Drawing almost literally on this integration of body and mind, McKinstry demonstrates the medieval belief that bodily appearances reflect both psychological and physical states. Thus depression or melancholy could be portrayed as a sensation: that of heaviness. Chunko-Dominguez pursues this theme in her examination of medieval choir stalls illustrating the belief that the body reflects not only an individual’s current physical state but also his or her character. Sick or broken bodies were also supposed to reflect moral degradation, a theme that has significant resonances for discussions within critical disability studies (Goffman, 1990, 67).
The reflections on the body offered in these essays demonstrate (as Boyar notes) that medieval studies provide a ‘rich resource for modern movements in medicine that seek to reunite the disciplines,’ and, I would add, to re-examine the division between body and mind.
Language is a key theme in this collection, as it is in the medical humanities, in the sense of how language creates the body or can be important in successful healing encounters. Hartnell’s fascinating account of medieval anatomy reveals that dissection in this period should not be regarded as a research-led act but rather as one of description enhanced by the intoning of key classical texts. This emphasis is reflected in other essays, such as that of Leahy, who suggests that the body was ‘produced by, and through, language.’ Leahy goes on to suggest that the example of the medievalist’s study of medical treatises and other works as ‘cultural artifacts’ might fruitfully be followed by medical humanities scholars in relation to current clinical discourses.

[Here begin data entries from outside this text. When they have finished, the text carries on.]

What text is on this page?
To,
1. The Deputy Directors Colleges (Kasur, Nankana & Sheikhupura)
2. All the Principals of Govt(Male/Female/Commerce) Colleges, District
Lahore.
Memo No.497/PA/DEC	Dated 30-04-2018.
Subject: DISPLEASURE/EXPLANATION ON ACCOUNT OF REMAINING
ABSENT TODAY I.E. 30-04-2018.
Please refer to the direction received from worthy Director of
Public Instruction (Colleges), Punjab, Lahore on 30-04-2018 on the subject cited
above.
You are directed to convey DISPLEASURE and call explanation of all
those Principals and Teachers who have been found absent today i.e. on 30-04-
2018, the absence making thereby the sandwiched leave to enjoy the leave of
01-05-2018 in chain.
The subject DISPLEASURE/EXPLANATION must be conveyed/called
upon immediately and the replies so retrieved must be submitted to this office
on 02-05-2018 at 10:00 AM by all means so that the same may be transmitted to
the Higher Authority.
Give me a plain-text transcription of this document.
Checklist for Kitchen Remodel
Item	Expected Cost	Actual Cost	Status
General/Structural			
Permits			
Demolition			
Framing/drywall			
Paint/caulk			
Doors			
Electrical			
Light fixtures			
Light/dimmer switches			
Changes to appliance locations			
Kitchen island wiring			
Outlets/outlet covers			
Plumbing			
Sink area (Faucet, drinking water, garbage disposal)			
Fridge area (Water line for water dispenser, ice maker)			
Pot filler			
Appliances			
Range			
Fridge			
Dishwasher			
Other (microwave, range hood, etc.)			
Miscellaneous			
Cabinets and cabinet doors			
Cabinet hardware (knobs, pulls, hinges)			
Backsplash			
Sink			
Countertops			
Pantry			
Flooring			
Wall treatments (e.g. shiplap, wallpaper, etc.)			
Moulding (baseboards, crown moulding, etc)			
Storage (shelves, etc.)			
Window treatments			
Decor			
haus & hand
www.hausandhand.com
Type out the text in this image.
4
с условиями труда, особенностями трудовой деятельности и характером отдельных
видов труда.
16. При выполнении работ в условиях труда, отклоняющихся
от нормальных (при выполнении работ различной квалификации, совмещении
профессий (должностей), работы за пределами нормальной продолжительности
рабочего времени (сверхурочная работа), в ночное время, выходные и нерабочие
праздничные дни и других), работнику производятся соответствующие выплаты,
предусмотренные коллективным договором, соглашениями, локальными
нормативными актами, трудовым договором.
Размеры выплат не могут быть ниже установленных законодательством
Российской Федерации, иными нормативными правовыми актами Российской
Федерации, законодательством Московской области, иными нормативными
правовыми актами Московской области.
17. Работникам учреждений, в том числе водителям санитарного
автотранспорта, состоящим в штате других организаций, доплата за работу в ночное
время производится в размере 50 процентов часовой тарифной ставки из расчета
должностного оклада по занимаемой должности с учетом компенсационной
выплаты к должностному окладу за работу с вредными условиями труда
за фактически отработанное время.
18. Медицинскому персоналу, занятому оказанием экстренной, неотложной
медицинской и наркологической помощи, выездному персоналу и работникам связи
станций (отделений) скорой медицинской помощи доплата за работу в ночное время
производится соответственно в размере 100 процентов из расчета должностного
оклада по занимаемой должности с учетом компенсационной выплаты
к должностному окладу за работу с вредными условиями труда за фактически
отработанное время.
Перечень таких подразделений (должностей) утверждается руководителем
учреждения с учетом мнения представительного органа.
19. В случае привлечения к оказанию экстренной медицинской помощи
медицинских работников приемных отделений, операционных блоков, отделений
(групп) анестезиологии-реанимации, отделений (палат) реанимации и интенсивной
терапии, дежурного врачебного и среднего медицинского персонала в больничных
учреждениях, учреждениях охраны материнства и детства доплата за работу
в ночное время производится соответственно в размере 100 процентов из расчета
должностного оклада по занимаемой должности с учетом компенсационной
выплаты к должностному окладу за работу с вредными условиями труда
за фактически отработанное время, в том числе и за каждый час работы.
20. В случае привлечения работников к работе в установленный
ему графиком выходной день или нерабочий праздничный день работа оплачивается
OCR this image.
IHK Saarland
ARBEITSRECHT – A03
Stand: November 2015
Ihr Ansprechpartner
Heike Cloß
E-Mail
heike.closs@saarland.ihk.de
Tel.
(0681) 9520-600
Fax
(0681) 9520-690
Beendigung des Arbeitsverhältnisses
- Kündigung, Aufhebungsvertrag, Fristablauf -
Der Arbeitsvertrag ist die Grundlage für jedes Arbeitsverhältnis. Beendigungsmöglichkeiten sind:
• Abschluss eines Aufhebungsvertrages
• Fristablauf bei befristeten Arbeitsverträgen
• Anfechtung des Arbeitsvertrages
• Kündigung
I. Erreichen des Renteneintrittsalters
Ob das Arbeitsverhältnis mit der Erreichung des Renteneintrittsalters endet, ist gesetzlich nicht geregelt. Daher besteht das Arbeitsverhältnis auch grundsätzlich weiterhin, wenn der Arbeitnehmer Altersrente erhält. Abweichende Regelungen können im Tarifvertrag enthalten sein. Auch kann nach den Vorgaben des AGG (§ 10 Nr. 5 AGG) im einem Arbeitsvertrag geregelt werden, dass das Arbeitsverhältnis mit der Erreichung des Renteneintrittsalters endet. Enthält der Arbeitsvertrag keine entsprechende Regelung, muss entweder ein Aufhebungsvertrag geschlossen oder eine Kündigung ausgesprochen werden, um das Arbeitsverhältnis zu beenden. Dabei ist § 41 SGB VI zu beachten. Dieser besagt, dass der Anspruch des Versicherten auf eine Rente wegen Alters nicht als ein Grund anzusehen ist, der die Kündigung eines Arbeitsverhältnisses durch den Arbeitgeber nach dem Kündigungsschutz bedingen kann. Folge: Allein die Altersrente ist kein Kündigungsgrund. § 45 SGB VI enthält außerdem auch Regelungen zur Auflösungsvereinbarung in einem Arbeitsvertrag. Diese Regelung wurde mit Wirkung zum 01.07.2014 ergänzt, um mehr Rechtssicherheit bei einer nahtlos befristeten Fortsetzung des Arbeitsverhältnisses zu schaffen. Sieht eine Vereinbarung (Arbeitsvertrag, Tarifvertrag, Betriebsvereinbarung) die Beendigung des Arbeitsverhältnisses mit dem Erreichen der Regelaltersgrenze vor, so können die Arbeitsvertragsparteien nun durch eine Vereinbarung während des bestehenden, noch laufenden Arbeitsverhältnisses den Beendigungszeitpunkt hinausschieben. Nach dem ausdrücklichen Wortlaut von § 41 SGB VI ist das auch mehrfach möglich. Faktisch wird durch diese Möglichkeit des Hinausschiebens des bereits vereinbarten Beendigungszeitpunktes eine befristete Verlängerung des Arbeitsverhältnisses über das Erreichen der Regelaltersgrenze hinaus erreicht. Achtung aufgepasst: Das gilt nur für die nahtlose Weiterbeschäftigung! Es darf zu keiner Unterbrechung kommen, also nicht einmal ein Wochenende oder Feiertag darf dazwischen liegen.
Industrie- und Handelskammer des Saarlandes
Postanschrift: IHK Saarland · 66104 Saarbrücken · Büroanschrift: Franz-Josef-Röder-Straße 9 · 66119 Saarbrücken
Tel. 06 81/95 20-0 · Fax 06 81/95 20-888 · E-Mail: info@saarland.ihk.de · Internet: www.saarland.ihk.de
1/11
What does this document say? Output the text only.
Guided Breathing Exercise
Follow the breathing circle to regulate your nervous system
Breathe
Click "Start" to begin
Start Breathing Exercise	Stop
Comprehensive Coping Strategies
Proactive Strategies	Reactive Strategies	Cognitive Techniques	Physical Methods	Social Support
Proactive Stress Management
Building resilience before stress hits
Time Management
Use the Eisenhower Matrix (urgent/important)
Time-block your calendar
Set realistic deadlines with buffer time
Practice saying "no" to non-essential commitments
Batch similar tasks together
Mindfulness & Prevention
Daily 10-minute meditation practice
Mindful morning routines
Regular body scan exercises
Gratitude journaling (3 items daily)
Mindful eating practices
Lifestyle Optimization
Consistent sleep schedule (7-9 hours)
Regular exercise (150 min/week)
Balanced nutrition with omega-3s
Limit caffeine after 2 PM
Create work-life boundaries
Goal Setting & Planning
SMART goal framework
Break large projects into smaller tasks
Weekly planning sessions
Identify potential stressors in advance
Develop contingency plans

Most intriguing of all in relation to language is medieval belief in the literal power of words themselves to heal. Both Boyar, in her discussion of the Anglo-Saxon poem Soul and Body II, and Jenkins, in her discussion of treatments for the plague in medieval and early modern Venice, comment on the use of ‘charms’ to counteract disease and even reverse wounds. Jenkins’s account focuses largely on the role of the stregha or witch, who was one of a number of practitioners who might be consulted to deal with the plague. Prayer or incantation were, Jenkins notes, often aspects of the cure, but streghe were vulnerable – and viewed as dangerous – as a result of their gender (female) and unregulated status. Once again, this account of healing through the use of prayer speaks to the integration of medicine and religion, but also, as Jenkins notes, indicates that human beings throughout time have sought help for conditions that are difficult to treat from a range of practitioners and in a range of ways.
In this response I have described how this special issue of Postmedieval has effectively aligned medieval studies with the key themes of critical medical humanities and has shown how the study of the medieval period can act as a further critical lens in examining contemporary health issues. By exploring the three key themes treated across the essays of integration, the body, and language, I hope to have indicated an exciting agenda for medievalists who might want to pursue further and more practical research entanglements with critical medical humanities in the future.